Тот вечер, и Фиппс с коктейлем в руке, и в бокале его отражается свет ушедшего и грядущего:
— Я всегда мечтал снять фильм о том, что случилось в Геттисберге: как собирается великое множество людей, а на самом краешке толпы, изможденной солнцем, стоят фермер с сынишкой и не могут расслышать, как ни пытаются, уносимые ветром слова стройного человека в цилиндре там, на трибуне. Заглянув в цилиндр, как в собственную душу, собирая воедино мысли, как неотправленные письма, он начинает говорить.
И фермер, чтобы уберечь сына в давке, сажает его на плечи. И хрупкий мальчонка становится его глазами и ушами, ведь фермер лишь догадывается о том, что говорит президент этому людскому морю, затопившему Геттисберг. Голос президента, высокий и чистый, то слышится ясно, то уносится ветром. Слишком много ораторов выступало перед ним, все в толпе взмокли, устали от толкотни, еле держась на ногах. И фермер шепчет сыну там, наверху:
— Что там? О чем он говорит?
И его сын, склонив голову, прислушивается к словам, что доносит ветер, и отвечает:
— Восемьдесят семь лет назад…
— Ну?
— …наши отцы пришли сюда…
— Так, так?!
— …на этот континент…
— Куда?
— На континент! Новая нация, зачатая в свободе, с верой в то, что все люди…

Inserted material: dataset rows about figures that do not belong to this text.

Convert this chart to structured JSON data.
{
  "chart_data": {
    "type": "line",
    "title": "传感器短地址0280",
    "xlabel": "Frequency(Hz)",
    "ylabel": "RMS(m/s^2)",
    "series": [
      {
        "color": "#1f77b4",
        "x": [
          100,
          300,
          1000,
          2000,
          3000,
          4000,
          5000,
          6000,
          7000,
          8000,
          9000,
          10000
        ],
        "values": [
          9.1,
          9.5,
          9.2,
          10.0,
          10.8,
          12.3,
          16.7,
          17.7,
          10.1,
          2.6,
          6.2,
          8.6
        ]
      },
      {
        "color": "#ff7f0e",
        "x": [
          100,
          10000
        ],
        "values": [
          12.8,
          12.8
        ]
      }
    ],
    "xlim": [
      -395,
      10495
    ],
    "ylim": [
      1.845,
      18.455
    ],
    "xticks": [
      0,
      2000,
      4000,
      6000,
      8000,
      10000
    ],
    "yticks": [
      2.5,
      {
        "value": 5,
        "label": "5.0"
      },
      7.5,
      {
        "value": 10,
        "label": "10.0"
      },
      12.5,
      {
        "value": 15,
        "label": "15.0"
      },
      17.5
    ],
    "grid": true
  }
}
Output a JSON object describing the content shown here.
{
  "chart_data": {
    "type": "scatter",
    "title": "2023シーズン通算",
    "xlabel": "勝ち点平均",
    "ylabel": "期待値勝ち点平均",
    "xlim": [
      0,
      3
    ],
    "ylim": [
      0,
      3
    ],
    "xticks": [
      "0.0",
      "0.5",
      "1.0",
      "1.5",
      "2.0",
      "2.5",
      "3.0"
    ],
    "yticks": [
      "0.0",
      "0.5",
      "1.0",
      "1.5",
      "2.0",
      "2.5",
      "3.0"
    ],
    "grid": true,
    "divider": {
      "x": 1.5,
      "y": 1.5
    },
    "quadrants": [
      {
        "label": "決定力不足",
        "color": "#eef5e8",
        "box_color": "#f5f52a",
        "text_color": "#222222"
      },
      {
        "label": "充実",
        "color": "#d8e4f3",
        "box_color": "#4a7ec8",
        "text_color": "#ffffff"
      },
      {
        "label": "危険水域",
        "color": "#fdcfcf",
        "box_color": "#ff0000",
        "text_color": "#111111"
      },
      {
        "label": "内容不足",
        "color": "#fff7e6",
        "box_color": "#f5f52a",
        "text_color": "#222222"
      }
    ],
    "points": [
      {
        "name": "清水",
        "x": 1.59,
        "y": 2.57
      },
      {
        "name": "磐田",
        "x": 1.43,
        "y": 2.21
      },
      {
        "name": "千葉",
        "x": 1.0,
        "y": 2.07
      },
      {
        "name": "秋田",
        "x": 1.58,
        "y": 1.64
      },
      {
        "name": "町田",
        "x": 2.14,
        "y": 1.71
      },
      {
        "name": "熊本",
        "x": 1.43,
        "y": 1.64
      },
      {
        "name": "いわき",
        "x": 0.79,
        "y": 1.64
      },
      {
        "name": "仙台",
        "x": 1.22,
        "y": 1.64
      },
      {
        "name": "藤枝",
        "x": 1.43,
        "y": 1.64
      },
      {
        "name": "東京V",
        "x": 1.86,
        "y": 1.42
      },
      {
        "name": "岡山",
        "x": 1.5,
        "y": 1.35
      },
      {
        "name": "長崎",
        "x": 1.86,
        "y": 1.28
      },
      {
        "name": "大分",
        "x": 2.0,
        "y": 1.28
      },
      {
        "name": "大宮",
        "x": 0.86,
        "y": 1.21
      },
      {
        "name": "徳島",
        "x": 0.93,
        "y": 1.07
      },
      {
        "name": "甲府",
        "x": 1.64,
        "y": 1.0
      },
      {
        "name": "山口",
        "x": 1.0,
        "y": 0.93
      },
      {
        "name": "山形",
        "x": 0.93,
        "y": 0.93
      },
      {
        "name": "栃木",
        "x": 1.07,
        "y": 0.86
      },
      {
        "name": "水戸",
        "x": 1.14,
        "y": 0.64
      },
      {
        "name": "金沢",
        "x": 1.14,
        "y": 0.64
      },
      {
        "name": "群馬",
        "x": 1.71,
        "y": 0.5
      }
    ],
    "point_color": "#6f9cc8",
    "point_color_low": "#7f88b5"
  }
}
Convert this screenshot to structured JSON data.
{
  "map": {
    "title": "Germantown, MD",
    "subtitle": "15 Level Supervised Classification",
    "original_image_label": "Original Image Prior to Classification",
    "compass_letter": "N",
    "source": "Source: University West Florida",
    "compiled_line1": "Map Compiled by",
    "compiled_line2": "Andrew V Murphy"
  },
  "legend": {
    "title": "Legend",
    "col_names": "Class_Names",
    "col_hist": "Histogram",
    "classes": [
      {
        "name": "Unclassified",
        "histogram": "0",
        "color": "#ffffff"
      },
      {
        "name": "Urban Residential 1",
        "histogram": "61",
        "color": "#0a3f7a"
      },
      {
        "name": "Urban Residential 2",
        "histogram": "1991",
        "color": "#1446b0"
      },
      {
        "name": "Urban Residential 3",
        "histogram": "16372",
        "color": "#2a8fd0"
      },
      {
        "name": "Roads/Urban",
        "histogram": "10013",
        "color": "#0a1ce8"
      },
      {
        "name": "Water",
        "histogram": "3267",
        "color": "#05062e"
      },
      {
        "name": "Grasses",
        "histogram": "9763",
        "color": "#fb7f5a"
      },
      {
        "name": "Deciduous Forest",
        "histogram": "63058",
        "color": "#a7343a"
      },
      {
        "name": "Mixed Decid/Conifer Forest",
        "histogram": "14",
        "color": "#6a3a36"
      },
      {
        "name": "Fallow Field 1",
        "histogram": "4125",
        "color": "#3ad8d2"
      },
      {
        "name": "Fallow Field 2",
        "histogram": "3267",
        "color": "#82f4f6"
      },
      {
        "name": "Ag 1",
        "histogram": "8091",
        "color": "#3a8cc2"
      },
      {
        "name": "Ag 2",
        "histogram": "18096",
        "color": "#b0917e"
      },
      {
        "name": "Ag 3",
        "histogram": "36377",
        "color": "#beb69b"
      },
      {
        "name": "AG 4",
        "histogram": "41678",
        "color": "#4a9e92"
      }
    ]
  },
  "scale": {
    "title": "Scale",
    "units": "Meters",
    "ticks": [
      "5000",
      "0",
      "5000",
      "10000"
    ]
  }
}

Так все и было: ветер, несущий обрывки слов, речь человека вдали, и фермер, неустанно державший на плечах своего сына, и мальчуган, ловивший каждое слово и шепотом пересказывавший его отцу, и отец, улавливавший лишь отдельные фразы, но понимавший смысл всего, что было сказано…
…из народа, народом избранное, ради народа, никогда не исчезнет с лица земли.
Мальчик умолк.
— Все.
И люди расходятся кто куда, а то, что было сказано в Геттисберге, становится историей.
А фермер так и не снял с плеч сына, что слушал слова на ветру, и мальчик, которого они навсегда изменили, наконец спустился сам…
Бэйес во все глаза глядел на Фиппса.
Тот осушил бокал, поморщился, как бы стесняясь своей искренности, затем фыркнул:
— Никогда мне не снять подобное. Но я смогу создать вот это!
С этими словами он разложил на столе чертежи «Механического духа Фиппса, Салема, Иллинойса и Спрингфилда», механического Линкольна, электромасло-смазочной машины из пластика и индийского каучука, превосходно функционирующей, превосходящей все самые смелые мечты.
Фиппс и его сын, явившийся в этот мир уже взрослым, гигант Линкольн. Линкольн, воскрешенный технологией, дитя мечтателя, такой нужный сейчас, пробужденный к жизни электрическими разрядами, получивший голос безвестного актера, родился в этом уголке старой доброй Америки, чтобы остаться навсегда! Вместе с Фиппсом.